Hitchbot was developed by a coalition of scientists from several Canadian universities; designed as an experiment in robot-human interaction. Equipped with GPS and the capacity to strike up a conversation with any strangers it might encounter, the robot was sent from Halifax on July 26, with the Open Art Space Center in Victoria as its final destination - a journey of 6,200 kilometers. Hitchbox was also equipped with the ability to make posts on Facebook, Twitter, and Instagram, updating anyone who'd care to listen on its location. 

"Usually we are concerned with whether or not we can trust robots," explained Dr. Frauke Zeller, one of the professors who designed Hitchbot. "This project asks if robots can trust human beings."

Apparently, the answer is yes - at least in Canada. See, the thing about Hitchbot is that it's completely helpless; it relied entirely on its charms to make its way across the country. Along the way, it crashed a wedding, attended a powwow, and even did the Harlem Shake. In the process, it seems to have captured the hearts of Canadians everywhere - it has thousands of new friends, followers, and fans on social media since completing its trek.

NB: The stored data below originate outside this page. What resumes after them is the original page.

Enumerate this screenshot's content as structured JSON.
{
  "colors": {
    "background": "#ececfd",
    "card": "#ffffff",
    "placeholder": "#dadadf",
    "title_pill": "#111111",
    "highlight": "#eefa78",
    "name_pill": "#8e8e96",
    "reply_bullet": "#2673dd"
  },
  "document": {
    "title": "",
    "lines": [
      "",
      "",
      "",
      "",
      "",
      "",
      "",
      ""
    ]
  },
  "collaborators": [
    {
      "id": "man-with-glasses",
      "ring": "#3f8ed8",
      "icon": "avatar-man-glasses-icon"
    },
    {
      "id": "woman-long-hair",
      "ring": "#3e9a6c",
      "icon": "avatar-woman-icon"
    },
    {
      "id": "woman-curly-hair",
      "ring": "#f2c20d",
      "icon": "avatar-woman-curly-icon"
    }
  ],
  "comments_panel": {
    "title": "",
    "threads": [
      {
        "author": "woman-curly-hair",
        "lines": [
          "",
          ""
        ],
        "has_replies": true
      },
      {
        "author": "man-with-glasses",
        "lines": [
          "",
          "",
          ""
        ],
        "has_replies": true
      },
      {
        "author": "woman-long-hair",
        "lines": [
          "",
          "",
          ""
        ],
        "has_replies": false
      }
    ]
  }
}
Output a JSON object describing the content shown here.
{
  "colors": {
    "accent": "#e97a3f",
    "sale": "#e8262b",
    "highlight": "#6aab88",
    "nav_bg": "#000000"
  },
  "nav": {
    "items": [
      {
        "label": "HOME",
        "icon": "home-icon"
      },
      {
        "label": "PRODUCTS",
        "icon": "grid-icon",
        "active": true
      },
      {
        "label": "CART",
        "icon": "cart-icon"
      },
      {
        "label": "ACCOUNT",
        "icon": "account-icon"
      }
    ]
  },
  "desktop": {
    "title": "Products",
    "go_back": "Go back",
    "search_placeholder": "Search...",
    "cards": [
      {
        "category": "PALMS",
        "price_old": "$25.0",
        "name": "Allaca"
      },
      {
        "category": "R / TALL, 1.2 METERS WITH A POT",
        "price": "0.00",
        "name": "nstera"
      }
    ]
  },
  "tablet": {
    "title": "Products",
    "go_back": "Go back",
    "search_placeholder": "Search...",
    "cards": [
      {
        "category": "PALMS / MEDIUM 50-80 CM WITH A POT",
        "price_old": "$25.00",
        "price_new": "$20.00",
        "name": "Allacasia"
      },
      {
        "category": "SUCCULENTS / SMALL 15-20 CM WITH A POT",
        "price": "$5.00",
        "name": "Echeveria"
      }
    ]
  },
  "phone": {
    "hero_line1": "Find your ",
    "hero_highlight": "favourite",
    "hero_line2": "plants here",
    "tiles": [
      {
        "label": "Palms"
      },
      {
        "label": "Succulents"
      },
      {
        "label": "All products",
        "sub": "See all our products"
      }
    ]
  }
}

"We're elated," said co-creator David Smith. "It's been really great fun and to me it seems like it's brought people together in a really interesting way." 

To thank all its fans, followers, and friend, Hitchbot will be hosting a finale event this Thursday from 7-9:30 PM PDT at the Open Space Arts Society in Victoria. There's no word yet on what it'll be doing after that - presumably retiring to a quiet corner to catch up with all the interesting people it met along the way. Who knows? Maybe there's an even longer trip in the robot's future - perhaps a cross-continental one? 

Anyway, that's neither here nor there. The results of the Hitchbot experiment seem quite clear at this point: robots and humans can get along just fine, especially when social media is involved. Hey, maybe technology really does bring people closer together.